During Friday’s NFC South chat, I got a couple of persistent questions from Tampa Bay fans.
One had to do with why the Bucs traded away their best cornerback (Aqib Talib) in the middle of the season. I’ve answered that multiple times and I’ll do it in a nutshell here. Although talented, Talib was probably the most prone to trouble the Bucs since the great Tyji Armstrong in the 1990s. Talib’s contract was scheduled to expire after the season and there was no way he was going to be on a team coached by Greg Schiano next year. The Bucs had a fourth-round draft pick dangled in front of them by New England and they wisely grabbed it. Talib still had one game remaining on his four-game suspension and as a repeat violator of the NFL’s personal-conduct policy, he was one mistake away from being banned for an entire season or permanently.
Talib’s departure and Tampa Bay’s lack of quality depth at cornerback also has brought up another question that got a lot of play right after the draft and it’s surfacing again: Why didn’t the Bucs draft cornerback Morris Claiborne?
Seriously, there are people out there questioning Tampa Bay’s draft, which might have been the best in the NFL this year?
Let’s think about this a little before we go into more depth on the cornerback situation. If the Bucs had drafted Claiborne, they wouldn’t have strong safety Mark Barron. More importantly, they also wouldn’t have running back Doug Martin and linebacker Lavonte David, who are at least being mentioned as candidates for the Offensive Rookie of the Year and Defensive Rookie of the Year.
Think back to the draft. When it started, the Bucs were holding the No. 5 overall pick. When they were on the clock (and Claiborne still was on the board), they traded down to No. 7 and they added a fourth-round pick, which may turn out to be one of the great draft moves ever if Martin, David and Barron continue to produce like they have.
Adding that fourth-round pick set off a series of events that landed Martin and David in Tampa Bay. The Bucs had a second-round pick, No. 36 overall, but they feared Martin wouldn’t last that long. They packaged picks and jumped back into the first round and got Martin.
Then, the Bucs used the acquired fourth-round pick and their third-round pick (No. 68 overall) to move back into the second round and get David at No. 58.
The Bucs got three guys that have been starters since Day One. They should only continue to get better and should be core players for the next five years or so.
You’d prefer Claiborne over that?
Yeah, I know Tampa Bay’s immediate cornerback situation isn’t great. Eric Wright has been banged up and there was a FOX Sports report that he could be facing a suspension for violating the NFL’s policy on performance-enhancing substances.
That’s forced the Bucs to play E.J. Biggers and Leonard Johnson lots more than they probably wanted to play them. Rip on Biggers and Johnson all you want, but let’s take a look at how what they’ve done compares to what Claiborne has done in Dallas.

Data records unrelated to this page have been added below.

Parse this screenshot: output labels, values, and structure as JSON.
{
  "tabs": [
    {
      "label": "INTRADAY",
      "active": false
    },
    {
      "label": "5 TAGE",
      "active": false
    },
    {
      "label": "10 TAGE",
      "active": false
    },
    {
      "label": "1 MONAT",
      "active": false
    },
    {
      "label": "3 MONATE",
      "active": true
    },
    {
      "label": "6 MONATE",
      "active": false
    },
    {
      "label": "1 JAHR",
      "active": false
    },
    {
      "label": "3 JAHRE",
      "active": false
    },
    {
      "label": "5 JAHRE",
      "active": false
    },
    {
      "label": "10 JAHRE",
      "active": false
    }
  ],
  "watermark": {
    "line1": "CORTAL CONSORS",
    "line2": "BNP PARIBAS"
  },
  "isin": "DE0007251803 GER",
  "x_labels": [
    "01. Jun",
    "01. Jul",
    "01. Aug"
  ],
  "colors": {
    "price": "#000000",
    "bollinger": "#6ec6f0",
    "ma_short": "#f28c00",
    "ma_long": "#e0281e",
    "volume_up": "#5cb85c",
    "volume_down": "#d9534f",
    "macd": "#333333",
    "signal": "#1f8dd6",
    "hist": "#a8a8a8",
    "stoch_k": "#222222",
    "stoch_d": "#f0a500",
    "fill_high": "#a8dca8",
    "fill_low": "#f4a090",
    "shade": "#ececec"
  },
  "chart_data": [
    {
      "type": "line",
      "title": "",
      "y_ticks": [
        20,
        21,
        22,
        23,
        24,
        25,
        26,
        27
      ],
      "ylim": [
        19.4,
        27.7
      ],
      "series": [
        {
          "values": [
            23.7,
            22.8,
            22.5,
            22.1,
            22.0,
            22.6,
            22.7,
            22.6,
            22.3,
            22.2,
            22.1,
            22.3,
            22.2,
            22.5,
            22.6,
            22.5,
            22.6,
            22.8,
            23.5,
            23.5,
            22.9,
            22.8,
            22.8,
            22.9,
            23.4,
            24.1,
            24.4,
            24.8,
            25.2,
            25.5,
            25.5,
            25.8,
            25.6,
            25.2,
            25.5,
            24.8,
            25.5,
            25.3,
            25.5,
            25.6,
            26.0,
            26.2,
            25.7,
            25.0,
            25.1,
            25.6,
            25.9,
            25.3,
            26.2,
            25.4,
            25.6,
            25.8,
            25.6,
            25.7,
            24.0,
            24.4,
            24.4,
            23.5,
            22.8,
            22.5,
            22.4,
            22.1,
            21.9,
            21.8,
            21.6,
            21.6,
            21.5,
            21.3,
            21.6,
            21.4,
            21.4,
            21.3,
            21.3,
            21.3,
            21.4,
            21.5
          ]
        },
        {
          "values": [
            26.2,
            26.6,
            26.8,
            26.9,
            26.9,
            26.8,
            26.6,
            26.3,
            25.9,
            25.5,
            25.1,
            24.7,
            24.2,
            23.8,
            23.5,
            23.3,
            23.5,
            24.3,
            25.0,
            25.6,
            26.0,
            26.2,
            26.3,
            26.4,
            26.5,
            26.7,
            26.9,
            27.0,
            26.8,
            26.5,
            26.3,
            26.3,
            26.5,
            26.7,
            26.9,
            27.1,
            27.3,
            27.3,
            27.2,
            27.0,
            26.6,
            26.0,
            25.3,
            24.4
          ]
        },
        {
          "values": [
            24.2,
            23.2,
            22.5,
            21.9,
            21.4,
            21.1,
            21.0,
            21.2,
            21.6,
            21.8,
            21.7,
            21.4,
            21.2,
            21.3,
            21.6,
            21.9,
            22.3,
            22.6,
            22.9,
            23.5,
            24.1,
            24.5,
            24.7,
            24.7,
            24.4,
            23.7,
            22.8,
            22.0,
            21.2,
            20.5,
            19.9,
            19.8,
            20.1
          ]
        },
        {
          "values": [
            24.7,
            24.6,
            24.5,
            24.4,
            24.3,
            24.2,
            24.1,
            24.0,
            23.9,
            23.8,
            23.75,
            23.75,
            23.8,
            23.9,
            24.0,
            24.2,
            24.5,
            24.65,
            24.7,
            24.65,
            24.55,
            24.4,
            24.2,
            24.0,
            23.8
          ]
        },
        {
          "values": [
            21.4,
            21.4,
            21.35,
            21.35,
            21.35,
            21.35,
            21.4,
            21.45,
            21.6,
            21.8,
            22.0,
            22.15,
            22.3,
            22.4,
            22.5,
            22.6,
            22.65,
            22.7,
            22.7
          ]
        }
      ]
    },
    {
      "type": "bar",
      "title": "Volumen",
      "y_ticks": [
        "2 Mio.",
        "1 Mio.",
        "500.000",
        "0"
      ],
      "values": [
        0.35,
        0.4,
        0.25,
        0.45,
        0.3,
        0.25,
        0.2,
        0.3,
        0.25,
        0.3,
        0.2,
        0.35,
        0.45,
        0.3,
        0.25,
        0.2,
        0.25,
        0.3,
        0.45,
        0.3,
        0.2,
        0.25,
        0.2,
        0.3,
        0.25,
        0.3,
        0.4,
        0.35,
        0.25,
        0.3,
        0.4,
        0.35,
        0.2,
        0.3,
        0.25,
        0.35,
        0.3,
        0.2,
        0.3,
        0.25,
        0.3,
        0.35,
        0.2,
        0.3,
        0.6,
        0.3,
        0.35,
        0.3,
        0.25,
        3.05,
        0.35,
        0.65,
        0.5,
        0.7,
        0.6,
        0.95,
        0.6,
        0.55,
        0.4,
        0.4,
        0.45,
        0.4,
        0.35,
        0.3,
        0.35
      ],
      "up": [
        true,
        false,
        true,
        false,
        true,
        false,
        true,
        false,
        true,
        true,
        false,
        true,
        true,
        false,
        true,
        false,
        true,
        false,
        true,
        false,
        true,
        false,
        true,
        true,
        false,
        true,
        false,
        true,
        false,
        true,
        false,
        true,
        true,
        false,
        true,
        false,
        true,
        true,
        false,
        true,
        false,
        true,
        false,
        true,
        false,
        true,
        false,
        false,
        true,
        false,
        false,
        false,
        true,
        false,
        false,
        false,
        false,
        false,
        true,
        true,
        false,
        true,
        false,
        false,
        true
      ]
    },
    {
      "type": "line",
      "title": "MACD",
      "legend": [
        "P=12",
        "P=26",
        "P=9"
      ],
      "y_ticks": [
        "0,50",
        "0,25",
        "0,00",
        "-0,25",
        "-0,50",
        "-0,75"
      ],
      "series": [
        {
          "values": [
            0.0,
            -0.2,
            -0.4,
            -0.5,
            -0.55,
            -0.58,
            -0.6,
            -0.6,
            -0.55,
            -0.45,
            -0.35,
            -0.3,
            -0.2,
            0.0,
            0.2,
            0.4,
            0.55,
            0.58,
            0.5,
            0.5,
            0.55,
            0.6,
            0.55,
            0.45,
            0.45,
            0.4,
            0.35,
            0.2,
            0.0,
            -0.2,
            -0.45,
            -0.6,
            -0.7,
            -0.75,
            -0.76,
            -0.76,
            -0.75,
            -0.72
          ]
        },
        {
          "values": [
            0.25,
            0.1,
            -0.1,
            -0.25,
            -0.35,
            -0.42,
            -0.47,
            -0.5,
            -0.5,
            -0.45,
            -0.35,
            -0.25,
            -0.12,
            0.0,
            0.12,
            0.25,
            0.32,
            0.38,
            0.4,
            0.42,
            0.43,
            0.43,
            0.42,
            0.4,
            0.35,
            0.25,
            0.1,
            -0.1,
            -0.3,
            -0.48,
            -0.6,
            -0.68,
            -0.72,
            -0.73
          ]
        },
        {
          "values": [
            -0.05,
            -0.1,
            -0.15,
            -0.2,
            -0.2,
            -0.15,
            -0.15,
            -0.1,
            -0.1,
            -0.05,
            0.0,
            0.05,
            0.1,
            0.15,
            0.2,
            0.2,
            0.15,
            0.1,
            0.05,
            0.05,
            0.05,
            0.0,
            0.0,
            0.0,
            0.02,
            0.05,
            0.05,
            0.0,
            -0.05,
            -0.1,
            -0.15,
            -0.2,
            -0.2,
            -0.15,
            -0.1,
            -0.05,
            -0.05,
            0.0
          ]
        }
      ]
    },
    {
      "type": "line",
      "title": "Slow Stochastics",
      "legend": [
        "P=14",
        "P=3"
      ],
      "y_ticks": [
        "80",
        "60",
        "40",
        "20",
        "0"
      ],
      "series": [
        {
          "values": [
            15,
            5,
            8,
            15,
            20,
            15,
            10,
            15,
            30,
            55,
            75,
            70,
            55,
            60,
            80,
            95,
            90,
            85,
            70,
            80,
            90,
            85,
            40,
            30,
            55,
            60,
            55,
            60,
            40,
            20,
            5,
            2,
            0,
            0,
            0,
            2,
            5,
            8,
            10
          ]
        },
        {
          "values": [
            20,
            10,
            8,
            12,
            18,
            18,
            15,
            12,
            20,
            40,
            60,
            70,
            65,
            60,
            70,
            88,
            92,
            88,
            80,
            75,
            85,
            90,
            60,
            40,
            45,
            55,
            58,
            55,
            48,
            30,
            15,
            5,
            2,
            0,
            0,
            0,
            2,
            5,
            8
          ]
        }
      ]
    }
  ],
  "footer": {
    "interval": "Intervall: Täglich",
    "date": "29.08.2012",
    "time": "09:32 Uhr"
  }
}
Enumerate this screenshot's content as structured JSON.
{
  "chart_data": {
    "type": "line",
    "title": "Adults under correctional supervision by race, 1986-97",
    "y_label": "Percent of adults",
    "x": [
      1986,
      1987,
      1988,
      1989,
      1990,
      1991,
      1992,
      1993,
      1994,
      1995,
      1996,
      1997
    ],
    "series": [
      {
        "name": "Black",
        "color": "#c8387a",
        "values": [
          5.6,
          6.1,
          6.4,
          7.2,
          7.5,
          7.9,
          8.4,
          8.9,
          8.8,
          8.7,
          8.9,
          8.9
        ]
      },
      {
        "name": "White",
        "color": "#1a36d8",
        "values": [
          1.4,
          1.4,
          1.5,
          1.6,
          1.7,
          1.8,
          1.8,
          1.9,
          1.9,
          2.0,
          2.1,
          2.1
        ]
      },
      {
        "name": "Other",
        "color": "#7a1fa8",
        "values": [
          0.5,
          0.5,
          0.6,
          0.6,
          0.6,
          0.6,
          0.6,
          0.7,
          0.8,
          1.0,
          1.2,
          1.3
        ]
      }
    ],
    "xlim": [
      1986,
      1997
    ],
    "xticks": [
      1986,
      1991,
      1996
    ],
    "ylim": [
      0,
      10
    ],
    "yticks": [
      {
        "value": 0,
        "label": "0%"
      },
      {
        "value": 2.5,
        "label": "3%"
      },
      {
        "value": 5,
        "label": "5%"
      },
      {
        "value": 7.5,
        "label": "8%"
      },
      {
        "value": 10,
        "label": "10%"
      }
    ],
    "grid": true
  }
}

Johnson has three interceptions and Biggers has one. Claiborne has one interception. According to Stats Inc., teams have completed 61.5 percent of their passes on which Claiborne has been targeted. The same survey says teams have completed 47.1 percent of their passes against Biggers and 44.8 percent of their passes against Johnson. Claiborne also is ninth in the league in touchdown passes allowed with four.
Oh, by the way, did you happen to catch Claiborne’s recent outing against Philadelphia? He was flagged five times, including one penalty that negated an interception by a teammate.
Yeah, Biggers and Johnson aren’t going to the Pro Bowl and the Bucs are likely to continue to struggle with pass coverage the rest of this season. But you can’t solve all your problems at once.
The Bucs elected not to draft a cornerback early this year and the word is Schiano wasn’t sold on Claiborne’s tackling ability, which is kind of an important item for a coach like Schiano. But the Bucs walked out of the draft with solid starters, maybe potential stars, in Barron, Martin and David.
They can address cornerback in next year’s draft or free-agency period.